The city retains culture of the first owner (in most cases, the founder), not counting barbarians (only other case ;) ).
 
Well, I'm wrong about this. In my current game (as Sidar) I captured some Malakim cities and gifted them to the Calabim, and they were then captured by the Elohim. Those cities are labeled (Malakim), so the original owner was preserved. So in the original case (Bannor capture city and gift to Elohim) the intent of the Elohim receiving a city of the original civ would work just fine.
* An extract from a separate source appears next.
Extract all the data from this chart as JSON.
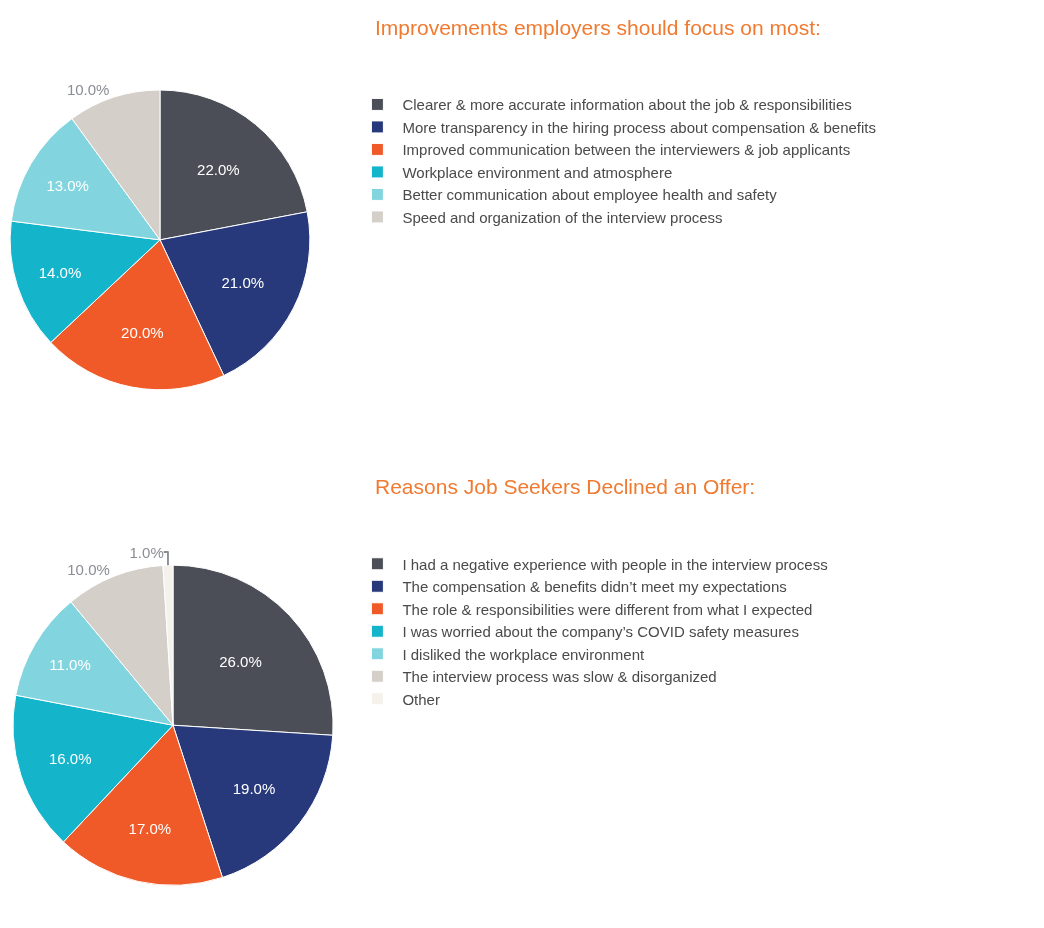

Just as an off-topic comment I'd like to say that I hope this is based off of the dominant culture of the city, rather than being locked into the founding civ. In other words, if the Malakim found a city and it is captured by the Hippus before it produces much culture, and then the Hippus hold it for a thousand turns and expand its influence by several rings, I would hope that it would be considered a Hippus city and not a Malakim one. I'll have to keep an eye out for an opportunity to see how that is handled.
 
Scions whether in Orbis, FF, FF+ definitely have a Roman feel, take a look at the unit names, it feels like some are derived from Roman terms (Legate, Velite, uhh,

I thought I saw a milite and scutarii in there as well, or maybe hastati...regardless, they're obviously based off of ancient rome to some degree.

I would say bannor for base FfH.
 
I'd say the Elohim. Their tolerance trait allows captured cities to maintain their civilizations identity for the purpose of accessing UU's and UB's (so if the Elohim capture an Amurite city they can build Firebow's in it). That seems to capture the diverse cosmopolitan empire that the roman's were during their height.

In an interesting book I read (not finished yet) Barbarians (BBC books) it argues that the Romans did not allow other cultures to flourish and be accepted but rather that they suppressed other cultures and forced their own Roman culture on the natives.